The Castles of Scotland by Martin Coventry | Goblinshead | A comprehensive guide to 4,100 castles, towers, historic houses, stately homes and family lands
The Castles of Scotland by Martin Coventry | Goblinshead | A comprehensive guide to 4,100 castles, towers, historic houses, stately homes and family lands
The ‘Bible of Scottish Castles’…now available!
The ‘Bible of Scottish Castles’…now available! 

Drumcoltran Tower

Galloway: About 5 miles north and east of Dalbeattie, on minor roads north of A711, about 0.25 miles north of Kirkgunzeon Lane, among farm buildings, at Drumcoltran Tower.

 

HES   NX 869683   OS: 84   DG2 8LF

 

OPEN: Access at all reasonable times.
Web: www.historicenvironment.scot

Drumcoltran Tower is a well-preserved old tower house among farm buildings of the Maxwells, near Dalbeattie in Dumfries and Galloway in southwest Scxotland. Drumcoltran Tower (MacGibbon and Ross)

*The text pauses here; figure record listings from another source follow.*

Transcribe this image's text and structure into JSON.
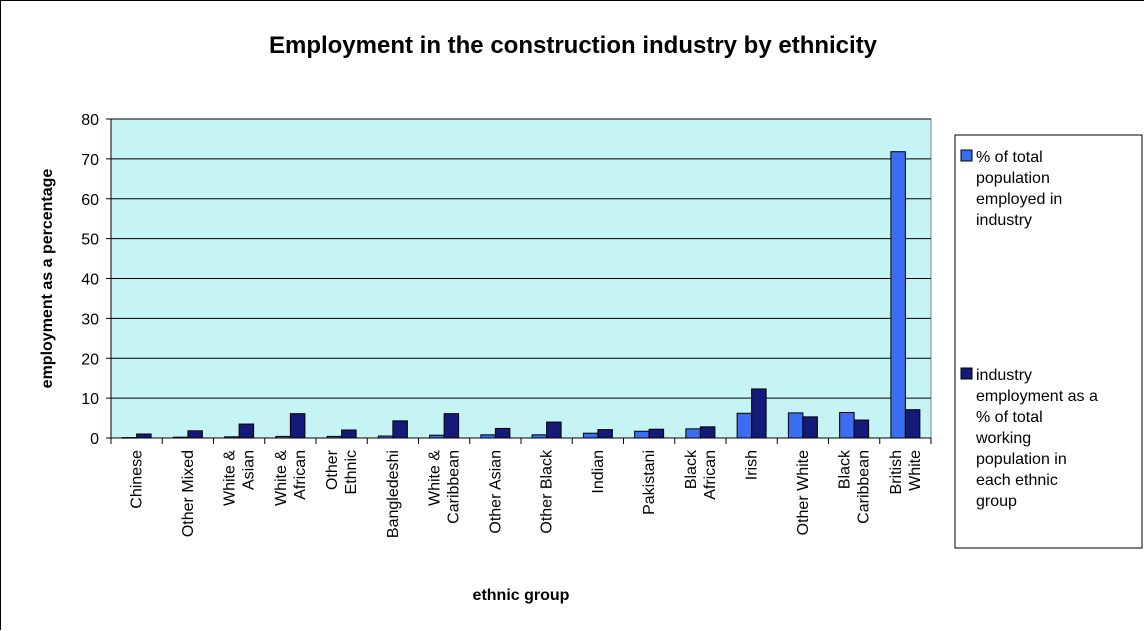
{
  "chart_data": {
    "type": "bar",
    "title": "Employment in the construction industry by ethnicity",
    "xlabel": "ethnic group",
    "ylabel": "employment as a percentage",
    "ylim": [
      0,
      80
    ],
    "yticks": [
      0,
      10,
      20,
      30,
      40,
      50,
      60,
      70,
      80
    ],
    "grid": true,
    "legend_position": "right",
    "categories": [
      [
        "Chinese"
      ],
      [
        "Other Mixed"
      ],
      [
        "White &",
        "Asian"
      ],
      [
        "White &",
        "African"
      ],
      [
        "Other",
        "Ethnic"
      ],
      [
        "Bangledeshi"
      ],
      [
        "White &",
        "Caribbean"
      ],
      [
        "Other Asian"
      ],
      [
        "Other Black"
      ],
      [
        "Indian"
      ],
      [
        "Pakistani"
      ],
      [
        "Black",
        "African"
      ],
      [
        "Irish"
      ],
      [
        "Other White"
      ],
      [
        "Black",
        "Caribbean"
      ],
      [
        "British",
        "White"
      ]
    ],
    "series": [
      {
        "name": "% of total population employed in industry",
        "legend_lines": [
          "% of total",
          "population",
          "employed in",
          "industry"
        ],
        "color": "#3a6df0",
        "values": [
          0.1,
          0.2,
          0.3,
          0.4,
          0.4,
          0.5,
          0.7,
          0.8,
          0.8,
          1.2,
          1.7,
          2.3,
          6.2,
          6.3,
          6.4,
          71.8
        ]
      },
      {
        "name": "industry employment as a % of total working population in each ethnic group",
        "legend_lines": [
          "industry",
          "employment as a",
          "% of total",
          "working",
          "population in",
          "each ethnic",
          "group"
        ],
        "color": "#141a78",
        "values": [
          1.0,
          1.8,
          3.5,
          6.1,
          2.0,
          4.3,
          6.1,
          2.4,
          4.0,
          2.1,
          2.2,
          2.8,
          12.3,
          5.3,
          4.5,
          7.1
        ]
      }
    ],
    "colors": {
      "plot_background": "#c6f4f4",
      "grid": "#000000"
    }
  }
}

Drumcoltran Castle is a 16th-century L-plan tower house, which is in the midst of farm buildings. It consists of a main block of three storeys and a garret, within a corbelled-out parapet and rounded corners, and a slightly later stair-tower with no parapet, rising a storey higher to be crowned by a watch-chamber. The tower is roofed but does not have internal flooring.
  The inscription above the front entrance is translated as: ‘Keep hidden what is secret; speak little; be truthful; avoid wine; remember death; be merciful.’
  The basement is vaulted and housed the kitchen, the hall was on the first floor, and there were private chambers above.
  ‘Drumcauran’ is marked prominently on Blaeu’s map of Kirkcudbright. The farmhouse, which dates from the 18th century, formerly had a passage to the tower.
  This was a property of the Herries of Terregles family, but passed by marriage to the Maxwells of Caerlaverock in 1548 when Edward Maxwell of Drumcoltran is mentioned, when he married Agnes Herries, heiress to the property. John Maxwell of Drumcoltran is on record in 1644.
  The property was sold to the Irvings in 1669 and John Irving of Drumcoltran is mentioned in 1704, then to the Hynds in 1799, then to the Herons, and then back to the Maxwells in 1875. The tower was occupied until the 1890s, although by then it was being used to house farm labourers, and then as a store.